Uno de los derechos fundamentales de nuestras democracias es la libertad de expresión. A menudo se señala como una de las grandes diferencias respecto a los regímenes dictatoriales. En éstos hay censura: se vigila cualquier hecho público (presa, música, cine...) en busca de aquello que no le conviene al poder y se intenta eliminar. La figura del censor es omnipresente. En algunos casos, hay hasta delatores que acusan a cualquiera que se porte mal, estableciendo una red de sospechas que tiene a toda la sociedad atrapada.
Pero que no haya una censura dirigida desde el gobierno, no quiere decir que no haya asuntos sobre los que no se puede hablar o actitudes que es mejor evitar. La pauta la marca el grupo, que parece que de forma espontánea tiende a estas dinámicas de presión. En los últimos tiempos, las redes sociales ejercen esta función de enjambre, reaccionando de forma virulenta ante todo aquello que no gusta. El resultado, sea por lo que sea, es el de un ambiente opresivo en el que te sientes coaccionado a medir tus palabras y a usar determinado vocabulario y expresiones porque sabes que te puedes ganar una bronca. No hay un censor concreto, es algo difuso, no hay un agente concreto que la imparta, pero te sientes incómodo.

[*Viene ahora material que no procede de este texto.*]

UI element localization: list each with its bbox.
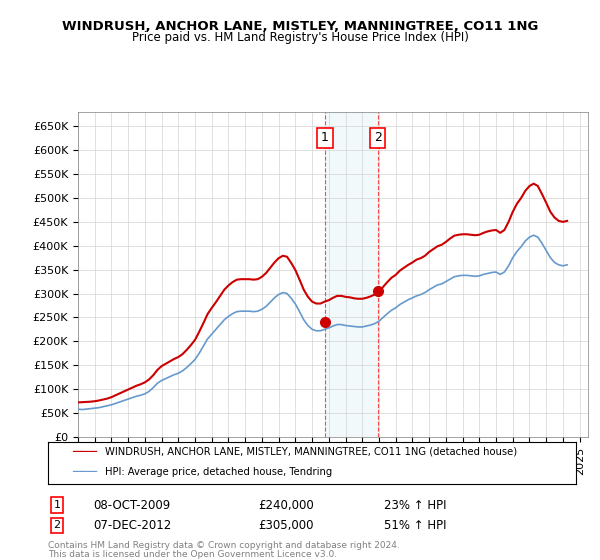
Text: HPI: Average price, detached house, Tendring: HPI: Average price, detached house, Tend… [105, 466, 332, 477]
Text: 23% ↑ HPI: 23% ↑ HPI [384, 498, 446, 512]
Text: Price paid vs. HM Land Registry's House Price Index (HPI): Price paid vs. HM Land Registry's House … [131, 31, 469, 44]
Text: 51% ↑ HPI: 51% ↑ HPI [384, 519, 446, 532]
Text: ───: ─── [72, 465, 102, 478]
Text: ───: ─── [72, 445, 102, 459]
Text: 2: 2 [53, 520, 61, 530]
Text: WINDRUSH, ANCHOR LANE, MISTLEY, MANNINGTREE, CO11 1NG (detached house): WINDRUSH, ANCHOR LANE, MISTLEY, MANNINGT… [105, 447, 517, 457]
Text: 2: 2 [374, 132, 382, 144]
Text: £305,000: £305,000 [258, 519, 314, 532]
Text: WINDRUSH, ANCHOR LANE, MISTLEY, MANNINGTREE, CO11 1NG: WINDRUSH, ANCHOR LANE, MISTLEY, MANNINGT… [62, 20, 538, 32]
Text: 07-DEC-2012: 07-DEC-2012 [93, 519, 171, 532]
Text: 1: 1 [321, 132, 329, 144]
Text: Contains HM Land Registry data © Crown copyright and database right 2024.: Contains HM Land Registry data © Crown c… [48, 542, 400, 550]
Text: 1: 1 [53, 500, 61, 510]
Text: This data is licensed under the Open Government Licence v3.0.: This data is licensed under the Open Gov… [48, 550, 337, 559]
Text: 08-OCT-2009: 08-OCT-2009 [93, 498, 170, 512]
Bar [325, 112, 377, 437]
Text: £240,000: £240,000 [258, 498, 314, 512]
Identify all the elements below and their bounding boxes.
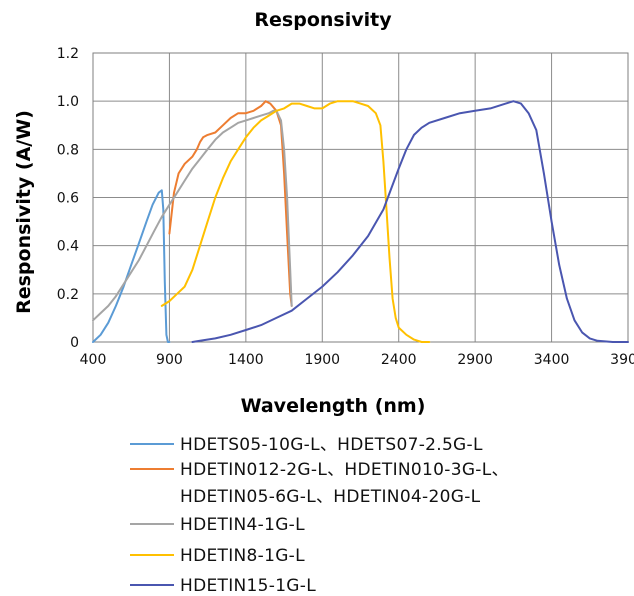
series-line-3 xyxy=(160,100,431,343)
y-axis-label: Responsivity (A/W) xyxy=(13,110,35,314)
legend-label-4: HDETIN8-1G-L xyxy=(180,546,305,566)
x-tick-label: 2900 xyxy=(457,352,493,368)
plot-frame xyxy=(92,52,629,343)
series-layer xyxy=(92,100,629,343)
legend-label-0: HDETS05-10G-L、HDETS07-2.5G-L xyxy=(180,435,483,455)
y-tick-label: 1.0 xyxy=(57,94,79,110)
y-tick-label: 0 xyxy=(70,335,79,351)
x-axis-label: Wavelength (nm) xyxy=(241,395,426,417)
y-tick-label: 0.4 xyxy=(57,239,79,255)
x-tick-label: 1400 xyxy=(228,352,264,368)
series-line-0 xyxy=(92,189,171,343)
legend-label-5: HDETIN15-1G-L xyxy=(180,576,316,596)
legend-label-1: HDETIN012-2G-L、HDETIN010-3G-L、 xyxy=(180,460,509,480)
series-line-4 xyxy=(191,100,629,343)
y-ticks: 0 0.2 0.4 0.6 0.8 1.0 1.2 xyxy=(57,46,79,351)
y-tick-label: 1.2 xyxy=(57,46,79,62)
y-tick-label: 0.2 xyxy=(57,287,79,303)
y-tick-label: 0.6 xyxy=(57,191,79,207)
x-tick-label: 2400 xyxy=(381,352,417,368)
x-tick-label: 400 xyxy=(80,352,107,368)
legend-label-2: HDETIN05-6G-L、HDETIN04-20G-L xyxy=(180,487,481,507)
chart-title: Responsivity xyxy=(254,9,392,31)
x-tick-label: 1900 xyxy=(304,352,340,368)
x-tick-label: 900 xyxy=(156,352,183,368)
legend: HDETS05-10G-L、HDETS07-2.5G-L HDETIN012-2G… xyxy=(130,435,509,596)
series-line-1 xyxy=(168,100,293,307)
x-tick-label: 3400 xyxy=(534,352,570,368)
legend-label-3: HDETIN4-1G-L xyxy=(180,515,305,535)
y-tick-label: 0.8 xyxy=(57,142,79,158)
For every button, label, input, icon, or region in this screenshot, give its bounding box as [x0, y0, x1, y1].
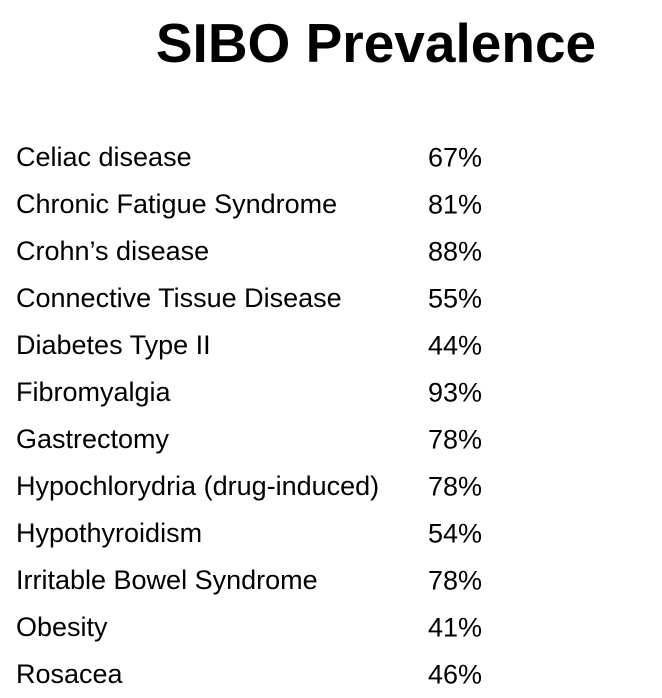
condition-label: Irritable Bowel Syndrome — [16, 565, 318, 595]
table-row: Chronic Fatigue Syndrome 81% — [0, 181, 662, 228]
table-row: Celiac disease 67% — [0, 134, 662, 181]
table-row: Connective Tissue Disease 55% — [0, 275, 662, 322]
prevalence-value: 81% — [428, 189, 483, 219]
condition-label: Gastrectomy — [16, 424, 170, 454]
page-title: SIBO Prevalence — [155, 12, 597, 74]
prevalence-table: Celiac disease 67% Chronic Fatigue Syndrom… — [0, 134, 662, 698]
condition-label: Connective Tissue Disease — [16, 283, 342, 313]
table-row: Diabetes Type II 44% — [0, 322, 662, 369]
table-row: Hypochlorydria (drug-induced) 78% — [0, 463, 662, 510]
condition-label: Chronic Fatigue Syndrome — [16, 189, 338, 219]
condition-label: Rosacea — [16, 659, 123, 689]
condition-label: Celiac disease — [16, 142, 192, 172]
table-row: Gastrectomy 78% — [0, 416, 662, 463]
prevalence-value: 78% — [428, 565, 483, 595]
prevalence-value: 78% — [428, 471, 483, 501]
condition-label: Diabetes Type II — [16, 330, 211, 360]
prevalence-value: 54% — [428, 518, 483, 548]
table-row: Irritable Bowel Syndrome 78% — [0, 557, 662, 604]
table-row: Rosacea 46% — [0, 651, 662, 698]
prevalence-value: 44% — [428, 330, 483, 360]
condition-label: Fibromyalgia — [16, 377, 171, 407]
prevalence-value: 67% — [428, 142, 483, 172]
table-row: Crohn’s disease 88% — [0, 228, 662, 275]
prevalence-value: 41% — [428, 612, 483, 642]
condition-label: Crohn’s disease — [16, 236, 210, 266]
prevalence-value: 55% — [428, 283, 483, 313]
condition-label: Hypothyroidism — [16, 518, 203, 548]
table-row: Obesity 41% — [0, 604, 662, 651]
condition-label: Obesity — [16, 612, 108, 642]
prevalence-value: 88% — [428, 236, 483, 266]
table-row: Hypothyroidism 54% — [0, 510, 662, 557]
table-row: Fibromyalgia 93% — [0, 369, 662, 416]
prevalence-value: 46% — [428, 659, 483, 689]
prevalence-value: 93% — [428, 377, 483, 407]
prevalence-value: 78% — [428, 424, 483, 454]
condition-label: Hypochlorydria (drug-induced) — [16, 471, 380, 501]
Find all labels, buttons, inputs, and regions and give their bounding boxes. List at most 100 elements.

No he vivido la dictadura, pero recuerdo tiempos más libres, en los que el escándalo, cuando lo había, era menos virulento y no pasaba de la expresión de incomodidad frente a algo (que la libertad de expresión también lo ampara, claro está), sin esta pretensión de castigo y escarnio que se ve en los últimos tiempos. Alguien que sí vivió la dictadura, y que luchó contra ella, lo decía hace no mucho: que se sintió más libre entonces que ahora.